Hank Williams Jr.'s Greatest Hits, Vol. 2 is a compilation album by musician Hank Williams Jr. It was released in 1985 and was Williams' second compilation album on Warner Bros. Records. A critical and commercial success, the album peaked at Number One on the Billboard Top Country Albums chart, the second of his career to do so. The album was also certified Platinum by the RIAA, making it Williams' eleventh album to be certified Gold and the fifth to be certified Platinum. The album features ten tracks, nine of which were Number One or Top 10 songs on the Billboard Hot Country Singles & Tracks chart originally released from the studio albums High Notes, Strong Stuff, Man of Steel and Major Moves. The single "Two Old Cats Like Us" is a duet between Williams and R&B artist Ray Charles that was also featured on Charles' country album of duets, Friendship. The single was a moderate hit, peaking at number 14 on the Hot Country Singles & Tracks chart.

Professional ratings
Review scores
| Source | Rating |
| Allmusic | Star Half star |

==Track listing==
All songs written by Hank Williams Jr. except where noted.

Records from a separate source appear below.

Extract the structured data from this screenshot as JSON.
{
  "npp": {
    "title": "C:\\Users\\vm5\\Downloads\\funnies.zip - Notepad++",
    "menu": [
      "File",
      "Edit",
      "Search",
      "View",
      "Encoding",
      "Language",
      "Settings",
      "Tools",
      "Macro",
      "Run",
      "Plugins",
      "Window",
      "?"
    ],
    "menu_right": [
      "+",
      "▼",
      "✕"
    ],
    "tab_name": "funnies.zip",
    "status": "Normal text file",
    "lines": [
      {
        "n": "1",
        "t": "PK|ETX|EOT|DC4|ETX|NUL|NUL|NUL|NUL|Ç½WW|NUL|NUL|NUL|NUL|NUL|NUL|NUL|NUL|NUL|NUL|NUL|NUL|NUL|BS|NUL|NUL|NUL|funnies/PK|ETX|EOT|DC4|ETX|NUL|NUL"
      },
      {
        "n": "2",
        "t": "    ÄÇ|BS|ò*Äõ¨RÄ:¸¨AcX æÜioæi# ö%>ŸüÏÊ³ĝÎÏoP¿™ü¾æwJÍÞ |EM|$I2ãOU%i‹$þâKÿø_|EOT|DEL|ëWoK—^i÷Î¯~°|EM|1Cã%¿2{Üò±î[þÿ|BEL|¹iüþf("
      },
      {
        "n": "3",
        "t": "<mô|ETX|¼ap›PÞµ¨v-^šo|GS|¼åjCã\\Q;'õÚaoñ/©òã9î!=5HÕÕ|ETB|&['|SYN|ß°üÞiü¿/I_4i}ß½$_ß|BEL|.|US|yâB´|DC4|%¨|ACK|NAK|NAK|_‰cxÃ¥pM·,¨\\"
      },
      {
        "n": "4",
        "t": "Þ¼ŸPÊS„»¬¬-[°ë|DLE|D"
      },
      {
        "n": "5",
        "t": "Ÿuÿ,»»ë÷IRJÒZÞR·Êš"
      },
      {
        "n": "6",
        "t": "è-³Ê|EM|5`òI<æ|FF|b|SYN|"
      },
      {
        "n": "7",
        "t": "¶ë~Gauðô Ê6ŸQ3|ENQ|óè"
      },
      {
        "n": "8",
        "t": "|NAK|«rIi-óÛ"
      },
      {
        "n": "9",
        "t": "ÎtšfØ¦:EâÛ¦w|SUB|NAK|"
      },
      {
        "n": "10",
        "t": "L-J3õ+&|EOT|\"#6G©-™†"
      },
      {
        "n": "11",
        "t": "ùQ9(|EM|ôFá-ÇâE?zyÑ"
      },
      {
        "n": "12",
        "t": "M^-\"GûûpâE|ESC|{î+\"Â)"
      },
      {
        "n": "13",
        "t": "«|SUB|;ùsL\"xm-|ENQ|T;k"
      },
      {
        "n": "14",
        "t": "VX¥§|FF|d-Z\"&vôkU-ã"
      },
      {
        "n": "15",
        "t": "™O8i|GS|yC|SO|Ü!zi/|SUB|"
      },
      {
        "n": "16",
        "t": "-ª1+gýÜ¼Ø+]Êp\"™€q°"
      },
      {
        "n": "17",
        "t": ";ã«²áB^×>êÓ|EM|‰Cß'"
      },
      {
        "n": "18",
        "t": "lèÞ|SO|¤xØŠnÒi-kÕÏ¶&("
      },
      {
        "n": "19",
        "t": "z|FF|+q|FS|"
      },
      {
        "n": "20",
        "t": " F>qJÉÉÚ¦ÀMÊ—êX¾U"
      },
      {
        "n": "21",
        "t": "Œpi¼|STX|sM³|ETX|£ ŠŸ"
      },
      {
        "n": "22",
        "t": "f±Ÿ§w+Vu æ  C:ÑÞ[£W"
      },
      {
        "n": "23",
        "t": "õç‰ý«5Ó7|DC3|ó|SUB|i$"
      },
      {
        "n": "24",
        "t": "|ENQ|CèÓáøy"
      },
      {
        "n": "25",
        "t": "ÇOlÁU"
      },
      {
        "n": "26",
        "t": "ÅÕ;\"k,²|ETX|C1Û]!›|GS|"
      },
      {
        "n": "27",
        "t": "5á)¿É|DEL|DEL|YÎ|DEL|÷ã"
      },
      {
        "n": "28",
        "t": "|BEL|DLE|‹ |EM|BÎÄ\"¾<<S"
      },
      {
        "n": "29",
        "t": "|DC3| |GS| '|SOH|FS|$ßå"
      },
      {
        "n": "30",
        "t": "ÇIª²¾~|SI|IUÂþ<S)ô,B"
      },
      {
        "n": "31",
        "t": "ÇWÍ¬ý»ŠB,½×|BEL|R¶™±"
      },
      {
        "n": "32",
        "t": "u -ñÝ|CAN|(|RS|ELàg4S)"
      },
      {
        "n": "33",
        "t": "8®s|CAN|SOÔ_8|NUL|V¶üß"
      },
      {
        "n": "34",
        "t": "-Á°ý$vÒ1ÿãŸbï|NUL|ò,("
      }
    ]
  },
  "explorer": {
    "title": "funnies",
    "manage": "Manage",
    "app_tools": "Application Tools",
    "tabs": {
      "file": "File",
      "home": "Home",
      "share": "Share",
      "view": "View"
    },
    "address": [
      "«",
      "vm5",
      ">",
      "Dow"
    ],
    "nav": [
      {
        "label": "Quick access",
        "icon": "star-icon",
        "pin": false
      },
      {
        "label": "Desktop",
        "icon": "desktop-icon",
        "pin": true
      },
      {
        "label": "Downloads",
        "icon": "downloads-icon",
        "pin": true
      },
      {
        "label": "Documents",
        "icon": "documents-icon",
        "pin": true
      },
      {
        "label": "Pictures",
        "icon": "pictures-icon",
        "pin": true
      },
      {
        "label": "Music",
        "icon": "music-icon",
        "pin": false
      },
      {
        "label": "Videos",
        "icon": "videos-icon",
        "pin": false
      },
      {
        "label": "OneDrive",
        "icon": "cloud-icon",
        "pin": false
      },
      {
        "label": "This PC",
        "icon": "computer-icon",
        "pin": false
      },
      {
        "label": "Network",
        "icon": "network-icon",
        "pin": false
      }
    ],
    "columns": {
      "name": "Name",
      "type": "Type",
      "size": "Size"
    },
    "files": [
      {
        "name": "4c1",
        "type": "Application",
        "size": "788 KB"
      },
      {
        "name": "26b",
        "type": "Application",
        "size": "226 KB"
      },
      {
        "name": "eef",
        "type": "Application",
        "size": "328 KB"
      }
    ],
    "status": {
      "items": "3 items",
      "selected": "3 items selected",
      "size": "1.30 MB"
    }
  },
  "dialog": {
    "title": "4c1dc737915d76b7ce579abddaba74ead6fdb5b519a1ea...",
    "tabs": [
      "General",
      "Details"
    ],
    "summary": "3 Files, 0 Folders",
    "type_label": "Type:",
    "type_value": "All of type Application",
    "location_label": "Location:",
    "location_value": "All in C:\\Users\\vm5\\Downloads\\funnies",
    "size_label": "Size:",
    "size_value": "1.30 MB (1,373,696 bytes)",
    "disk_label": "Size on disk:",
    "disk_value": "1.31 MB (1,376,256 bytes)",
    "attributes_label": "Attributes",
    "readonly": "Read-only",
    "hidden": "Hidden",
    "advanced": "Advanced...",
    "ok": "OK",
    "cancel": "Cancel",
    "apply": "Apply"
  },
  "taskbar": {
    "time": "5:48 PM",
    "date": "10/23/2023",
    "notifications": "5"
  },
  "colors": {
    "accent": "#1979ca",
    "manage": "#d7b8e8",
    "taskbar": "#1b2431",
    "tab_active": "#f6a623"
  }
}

| No. | Title | Writer(s) | Length |
|---|---|---|---|
| 1. | "All My Rowdy Friends Are Coming Over Tonight" |  | 2:55 |
| 2. | "Man of Steel" |  | 3:37 |
| 3. | "Honky Tonkin'" | Hank Williams | 2:13 |
| 4. | "The Conversation" (duet with Waylon Jennings) | Hank Williams Jr., Waylon Jennings, Richie Albright | 3:48 |
| 5. | "Queen of My Heart" |  | 3:45 |
| 6. | "Two Old Cats Like Us" (duet with Ray Charles) | Troy Seals | 2:40 |
| 7. | "Gonna Go Huntin' Tonight" |  | 2:32 |
| 8. | "Attitude Adjustment" |  | 2:52 |
| 9. | "Major Moves" |  | 3:30 |
| 10. | "Leave Them Boys Alone" (featuring Waylon Jennings and Ernest Tubb) | Dean Dillon, Williams Jr., Gary Stewart, Tanya Tucker | 3:32 |

==Chart performance==

| Chart (1985) | Peak position |
|---|---|
| U.S. Billboard Top Country Albums | 1 |
| U.S. Billboard 200 | 183 |

==Certifications==

| Region | Certification | Certified units/sales |
| United States (RIAA) | Platinum | 1,000,000^{^} |
^{^} Shipments figures based on certification alone.